On the afternoon of December 22,1990, Lowry, Terry Gore and other friends were drinking beer outside Brandon’s Grocery in York. The deceased Thrower came walking down the street toward Lowry berating and yelling at him. Thrower, who weighed about three hundred pounds, was mad with Lowry because he believed that Lowry was trying to get him sent to prison for twenty-five years for dropping Pee Wee Gwin on his head.

As the two argued outside the store, Thrower is said to have gotten “up in [Lowry’s] face and the two bumped chests.” Thereafter Thrower left going inside the store. Lowry remained outside, loaded his pistol, and fired one bullet to try it out into a sign on or near the premises. According to the testimony of the store operator, Lowry entered the store about three minutes later where the argument continued.

The evidence is in conflict as to whether Thrower, who was unarmed, invited Lowry to go outside to settle the problem or whether Lowry, who was armed, invited Thrower to go outside to settle the dispute. There is evidence that Thrower got up from where he was sitting and “started walking toward [Lowry] and asked him if he wanted to take it outside,” and that Thrower advanced within arms length of Lowry before Lowry pulled his gun and shot Thrower through the heart. Thrower, who had been drinking considerably, fell face down on the floor of the store, obviously helpless. Lowry then shot him in the back of the head using vile language indicative of malice as he did so. Either the bullet in the heart or the bullet in the back of the head was sufficient to cause death.

There was no sufficient legal provocation to reduce the wrongful killing from murder to voluntary manslaughter, but assuming that there was sufficient legal provocation for the initial firing into the heart, there was certainly no sufficient legal provocation to warrant the firing of a second bullet into the head of a man who lay helpless on the floor.

DISCUSSION

Voluntary manslaughter is usually defined as the unlawful killing of a human being in sudden heat of passion upon a sufficient legal provocation.

In discussing the issue, the Supreme Court of South Car*536olina in State v. Gardner, 219 S.C. 97, 64 S.E. (2d) 130 (1951) said:

... In determining whether the act which caused death was impelled by heat of passion or by malice, all the surrounding circumstances and conditions are to be taken into consideration, including previous relations and conditions connected with the tragedy, as well as those existing at the time of the killing. . . . Our decisions are uniformly to the effect that where death is caused by the use of a deadly weapon, words alone, however opprobrious, are not sufficient to constitute a legal provocation. [Cites Omitted]
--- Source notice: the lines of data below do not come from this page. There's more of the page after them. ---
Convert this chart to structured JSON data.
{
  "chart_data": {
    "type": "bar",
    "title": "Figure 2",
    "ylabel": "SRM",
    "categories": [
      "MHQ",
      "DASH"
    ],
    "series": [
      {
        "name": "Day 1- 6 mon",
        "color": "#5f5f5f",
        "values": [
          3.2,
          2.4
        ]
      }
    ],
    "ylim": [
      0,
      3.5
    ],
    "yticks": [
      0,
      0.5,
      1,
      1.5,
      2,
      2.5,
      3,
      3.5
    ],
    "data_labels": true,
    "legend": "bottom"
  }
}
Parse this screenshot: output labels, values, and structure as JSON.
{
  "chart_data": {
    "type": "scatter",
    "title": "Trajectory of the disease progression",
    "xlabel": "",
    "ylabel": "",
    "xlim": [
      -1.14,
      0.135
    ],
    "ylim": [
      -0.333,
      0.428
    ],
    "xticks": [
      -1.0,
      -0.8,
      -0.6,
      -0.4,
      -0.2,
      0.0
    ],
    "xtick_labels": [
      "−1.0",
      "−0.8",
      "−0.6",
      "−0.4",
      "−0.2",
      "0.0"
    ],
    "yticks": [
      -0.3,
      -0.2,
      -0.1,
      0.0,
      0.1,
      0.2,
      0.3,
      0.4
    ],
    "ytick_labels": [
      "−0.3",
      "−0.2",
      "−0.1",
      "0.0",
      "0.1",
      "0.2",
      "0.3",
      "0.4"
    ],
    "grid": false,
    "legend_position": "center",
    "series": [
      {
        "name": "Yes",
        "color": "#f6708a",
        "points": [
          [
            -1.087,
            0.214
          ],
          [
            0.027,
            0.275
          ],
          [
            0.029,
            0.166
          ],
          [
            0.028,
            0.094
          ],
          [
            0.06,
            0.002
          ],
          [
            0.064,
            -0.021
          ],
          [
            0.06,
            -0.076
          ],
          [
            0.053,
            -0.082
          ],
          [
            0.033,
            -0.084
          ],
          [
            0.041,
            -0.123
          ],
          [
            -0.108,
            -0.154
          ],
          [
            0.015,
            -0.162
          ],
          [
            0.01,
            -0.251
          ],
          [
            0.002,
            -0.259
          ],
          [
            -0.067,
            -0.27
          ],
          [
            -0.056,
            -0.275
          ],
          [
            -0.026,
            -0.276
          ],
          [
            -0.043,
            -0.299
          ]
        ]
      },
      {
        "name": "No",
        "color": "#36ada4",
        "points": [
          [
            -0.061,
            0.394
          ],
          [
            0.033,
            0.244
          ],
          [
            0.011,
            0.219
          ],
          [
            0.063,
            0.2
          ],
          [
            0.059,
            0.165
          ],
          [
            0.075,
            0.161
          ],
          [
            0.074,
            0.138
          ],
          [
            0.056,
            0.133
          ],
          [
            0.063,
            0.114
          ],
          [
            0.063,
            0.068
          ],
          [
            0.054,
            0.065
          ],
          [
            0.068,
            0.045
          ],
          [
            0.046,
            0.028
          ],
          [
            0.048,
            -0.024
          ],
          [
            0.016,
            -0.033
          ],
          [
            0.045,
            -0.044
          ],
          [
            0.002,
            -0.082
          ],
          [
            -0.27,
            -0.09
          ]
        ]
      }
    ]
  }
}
We find no evidence in the record to justify a finding of a legal provocation as required by law of voluntary manslaughter. The evidence as recited hereinabove certainly warrants a finding of malice on the part of Lowry. He loaded his gun, tried it out, went in the store to pursue the argument, and shot Thrower in the chest. After the first fatal bullet was fired, a second bullet was also fired into the back of the head of aman who lay helpless on the floor.

Implicit in the jury’s verdict is a finding that Lowry did not kill in self-defense. Also implicit in the jury verdict is a finding that the killing was accompanied by malice.

The view taken by the judge and our affirmance finds support in cases heretofore decided by the Supreme Court of South Carolina.

In State v. Gandy, 283 S.C. 571, 324 S.E. (2d) 65 (1984), the defendant was convicted of murder. The sole issue submitted to the Supreme Court was whether the trial judge erred in failing to charge the law of involuntary manslaughter. The Court said:

The trial judge charged the jury on the law of murder and voluntary manslaughter. The jury returned with a verdict on the murder charge; therefore, it is clear that malice was found at the time of the killing. Having found malice, the jury could not have returned any verdict on manslaughter, voluntary or involuntary.

By a similar reasoning, the jury herein having found that *537Lowry did not kill in self-defense and having found that the killing was accompanied by malice, we find no error.

Affirmed.

Gardner, J., concurs. Goolsby, J., dissents (in separate opinion).